Hoy se nos plantea con inusitado vigor la trascendencia de que en una nación exista o no tal espacio de libertad. Que de este modo la libertad es un hecho, no toda ella, más sí una parte indispensable y de importancia vital; que, si cualquier limitación o coacción externa nos es ya insoportable, aún resulta mucho más desesperante para el hombre, poseedor de una existencia espiritual, no poder decir y comunicar o expresar públicamente, según su convicción más sincera, cómo son en realidad las cosas... Sobre todo esto, creo yo, no vale la pena gastar más tinta.
Un punto, sin embargo, merece especial atención. Ese espacio de libertad no sólo ha de ser garantizado desde fuera, es decir, por el poder político que con él, evidentemente, se pone límites a sí mismo. Mucho más todavía implica que la libertad debe constituirse y también defenderse desde dentro contra la amenaza de la que ya hemos hablado; amenaza que a su vez proviene no tanto del "exterior" como del "interior", surgiendo en la realización misma de la vida intelectual. En esto precisamente consiste, me parece a mí, la insustituible "aportación" de la universidad, como establecimiento académico en sentido estricto, el bonum commune. Su labor es ante todo suscitar, favorecer y alentar, conforme al espíritu de la institución misma, esa absoluta apertura que no pretende otra cosa sino arrojar plena luz sobre el verdadero rostro de la realidad -nunca exhaustivamente conocido, es cierto- y darle forma en palabras, en la inagotable disputada llevada a todas las disciplinas, pronta a medirse con cualesquiera argumentos e interlocutores, que constituye propiamente la vida universitaria. Puesto que "académico" equivale, como decíamos, a "antisofista", ello también significa alzarse en armas contra todo cuanto perturbe o destruya la pura franqueza de nuestra relación con la realidad y el carácter comunicador de la palabra, por ejemplo contra la simplificación partidista, contra el acaloramiento ideológico, contra cualquier tipo de afectividad ciega, así como contra lo simplemente bien dicho y los espejismos formalistas, contra la terminología arbitraria que rehuye el diálogo, contra los ataques personales como recurso estilístico (cuanto más brillantes, peor), contra el lenguaje del disimulo tranquilizador al igual que el de la rebeldía, contra el conformismo y anticonformismo de principio, etc.

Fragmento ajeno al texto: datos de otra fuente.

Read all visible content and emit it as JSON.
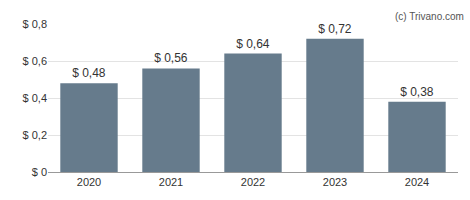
{
  "chart_data": {
    "type": "bar",
    "categories": [
      "2020",
      "2021",
      "2022",
      "2023",
      "2024"
    ],
    "values": [
      0.48,
      0.56,
      0.64,
      0.72,
      0.38
    ],
    "value_labels": [
      "$ 0,48",
      "$ 0,56",
      "$ 0,64",
      "$ 0,72",
      "$ 0,38"
    ],
    "data_labels": true,
    "color": "#667b8c",
    "ylim": [
      0,
      0.8
    ],
    "yticks": [
      {
        "value": 0,
        "label": "$ 0"
      },
      {
        "value": 0.2,
        "label": "$ 0,2"
      },
      {
        "value": 0.4,
        "label": "$ 0,4"
      },
      {
        "value": 0.6,
        "label": "$ 0,6"
      },
      {
        "value": 0.8,
        "label": "$ 0,8"
      }
    ],
    "grid": true,
    "annotations": [
      "(c) Trivano.com"
    ]
  }
}
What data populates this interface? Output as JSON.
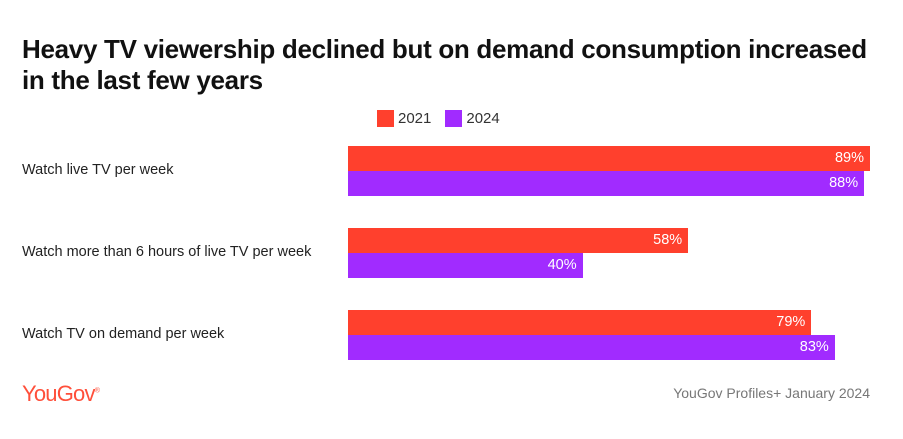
{
  "chart_data": {
    "type": "bar",
    "orientation": "horizontal",
    "title": "Heavy TV viewership declined but on demand consumption increased in the last few years",
    "categories": [
      "Watch live TV per week",
      "Watch more than 6 hours of live TV per week",
      "Watch TV on demand per week"
    ],
    "series": [
      {
        "name": "2021",
        "color": "#ff402d",
        "values": [
          89,
          58,
          79
        ],
        "labels": [
          "89%",
          "58%",
          "79%"
        ]
      },
      {
        "name": "2024",
        "color": "#a12bff",
        "values": [
          88,
          40,
          83
        ],
        "labels": [
          "88%",
          "40%",
          "83%"
        ]
      }
    ],
    "legend": "top",
    "grid": false,
    "xlim": [
      0,
      100
    ]
  },
  "footer": {
    "logo": "YouGov",
    "source": "YouGov Profiles+ January 2024"
  }
}
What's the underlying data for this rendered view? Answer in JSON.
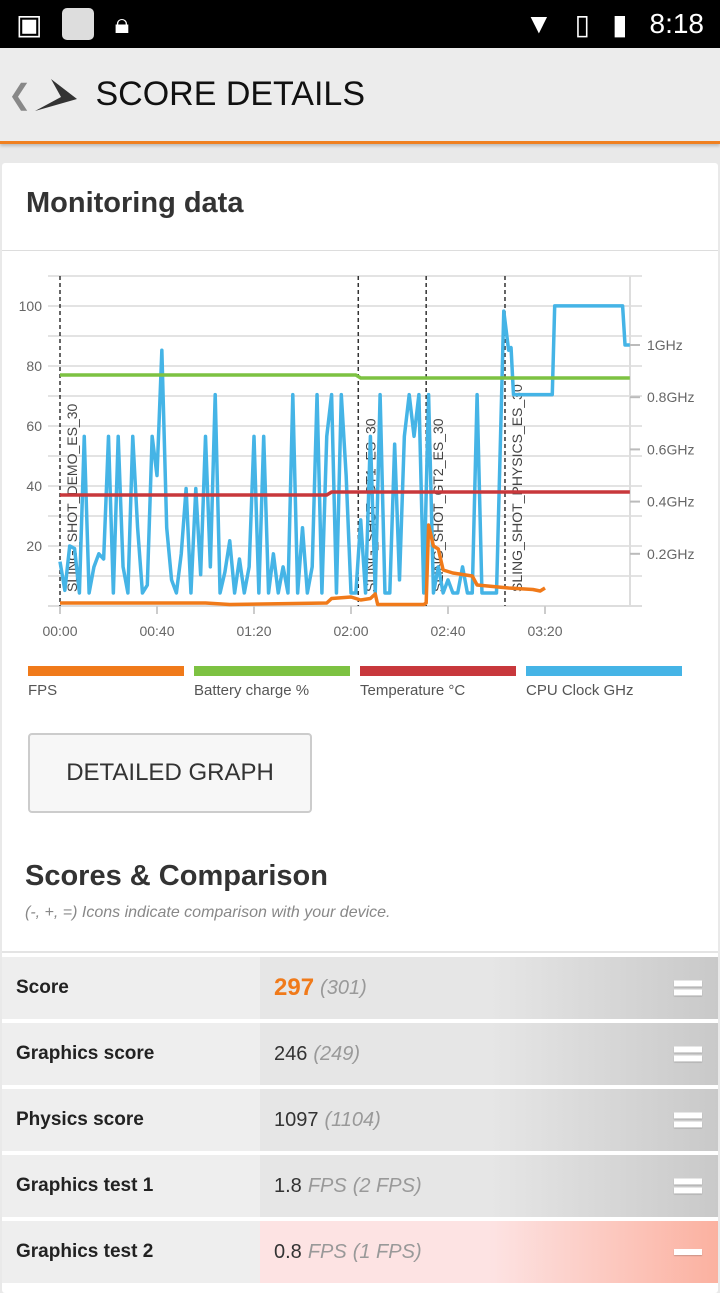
{
  "status_bar": {
    "time": "8:18"
  },
  "app_bar": {
    "title": "SCORE DETAILS"
  },
  "monitoring": {
    "title": "Monitoring data",
    "button": "DETAILED GRAPH"
  },
  "chart_data": {
    "type": "line",
    "x_ticks": [
      "00:00",
      "00:40",
      "01:20",
      "02:00",
      "02:40",
      "03:20"
    ],
    "x_tick_seconds": [
      0,
      40,
      80,
      120,
      160,
      200
    ],
    "xlim": [
      0,
      235
    ],
    "y_ticks": [
      "100",
      "80",
      "60",
      "40",
      "20"
    ],
    "y_tick_values": [
      100,
      80,
      60,
      40,
      20
    ],
    "ylim": [
      0,
      110
    ],
    "y2_ticks": [
      "1GHz",
      "0.8GHz",
      "0.6GHz",
      "0.4GHz",
      "0.2GHz"
    ],
    "y2_tick_values": [
      1,
      0.8,
      0.6,
      0.4,
      0.2
    ],
    "ghz_to_units": 87,
    "markers": [
      {
        "t": 0,
        "label": "SLING_SHOT_DEMO_ES_30"
      },
      {
        "t": 123,
        "label": "SLING_SHOT_GT1_ES_30"
      },
      {
        "t": 151,
        "label": "SLING_SHOT_GT2_ES_30"
      },
      {
        "t": 183.5,
        "label": "SLING_SHOT_PHYSICS_ES_30"
      }
    ],
    "series": [
      {
        "name": "FPS",
        "color": "#f07a1a",
        "points": [
          [
            0,
            1
          ],
          [
            60,
            1
          ],
          [
            70,
            0.5
          ],
          [
            110,
            1
          ],
          [
            112,
            2.5
          ],
          [
            120,
            3
          ],
          [
            124,
            2
          ],
          [
            128,
            2.5
          ],
          [
            130,
            4
          ],
          [
            131,
            0.5
          ],
          [
            150,
            0.5
          ],
          [
            151,
            1
          ],
          [
            152,
            27
          ],
          [
            154,
            20
          ],
          [
            156,
            19
          ],
          [
            158,
            12
          ],
          [
            162,
            11
          ],
          [
            170,
            10
          ],
          [
            172,
            7
          ],
          [
            185,
            6
          ],
          [
            195,
            5.5
          ],
          [
            198,
            5
          ],
          [
            200,
            6
          ]
        ]
      },
      {
        "name": "Battery charge %",
        "color": "#7dc242",
        "points": [
          [
            0,
            77
          ],
          [
            122,
            77
          ],
          [
            124,
            76
          ],
          [
            235,
            76
          ]
        ]
      },
      {
        "name": "Temperature °C",
        "color": "#c8383c",
        "points": [
          [
            0,
            37
          ],
          [
            110,
            37
          ],
          [
            112,
            38
          ],
          [
            235,
            38
          ]
        ]
      },
      {
        "name": "CPU Clock GHz",
        "color": "#45b4e6",
        "step": 2,
        "values": [
          0.17,
          0.06,
          0.23,
          0.22,
          0.05,
          0.65,
          0.05,
          0.15,
          0.2,
          0.18,
          0.65,
          0.05,
          0.65,
          0.15,
          0.05,
          0.65,
          0.3,
          0.05,
          0.08,
          0.65,
          0.5,
          0.98,
          0.3,
          0.1,
          0.05,
          0.2,
          0.45,
          0.05,
          0.45,
          0.12,
          0.65,
          0.15,
          0.81,
          0.05,
          0.13,
          0.25,
          0.05,
          0.18,
          0.05,
          0.15,
          0.65,
          0.05,
          0.65,
          0.05,
          0.2,
          0.05,
          0.15,
          0.05,
          0.81,
          0.05,
          0.3,
          0.05,
          0.15,
          0.81,
          0.05,
          0.65,
          0.81,
          0.05,
          0.81,
          0.5,
          0.05,
          0.05,
          0.33,
          0.05,
          0.65,
          0.05,
          0.81,
          0.05,
          0.05,
          0.62,
          0.1,
          0.65,
          0.81,
          0.65,
          0.81,
          0.05,
          0.81,
          0.05,
          0.15,
          0.05,
          0.1,
          0.05,
          0.05,
          0.15,
          0.05,
          0.05,
          0.81,
          0.05,
          0.05,
          0.05,
          0.05
        ],
        "tail": [
          [
            183,
            1.13
          ],
          [
            185,
            0.98
          ],
          [
            186,
            0.99
          ],
          [
            187,
            0.81
          ],
          [
            203,
            0.81
          ],
          [
            204,
            1.15
          ],
          [
            232,
            1.15
          ],
          [
            233,
            1.0
          ],
          [
            235,
            1.0
          ]
        ]
      }
    ]
  },
  "legend": [
    "FPS",
    "Battery charge %",
    "Temperature °C",
    "CPU Clock GHz"
  ],
  "scores": {
    "title": "Scores & Comparison",
    "subtitle": "(-, +, =) Icons indicate comparison with your device.",
    "rows": [
      {
        "label": "Score",
        "value": "297",
        "unit": "",
        "compare": "(301)",
        "icon": "equal"
      },
      {
        "label": "Graphics score",
        "value": "246",
        "unit": "",
        "compare": "(249)",
        "icon": "equal"
      },
      {
        "label": "Physics score",
        "value": "1097",
        "unit": "",
        "compare": "(1104)",
        "icon": "equal"
      },
      {
        "label": "Graphics test 1",
        "value": "1.8",
        "unit": "FPS",
        "compare": "(2 FPS)",
        "icon": "equal"
      },
      {
        "label": "Graphics test 2",
        "value": "0.8",
        "unit": "FPS",
        "compare": "(1 FPS)",
        "icon": "minus"
      }
    ]
  }
}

Ninguna de tales actitudes, es claro, encaja exactamente en la denominación de "medidas". A lo vago de la amenaza corresponde la imposibilidad de organizar de antemano una resistencia concreta. Con todo, se trata de un politicum de primer orden; se trata de que nuestras escuelas superiores, como modelos normativos, encarnen aquello de lo que vive básicamente la comunidad política como tal: la comunicación libre y recíproca entre los hombres con arreglo a la auténtica realidad, tanto del mundo como de nosotros mismos.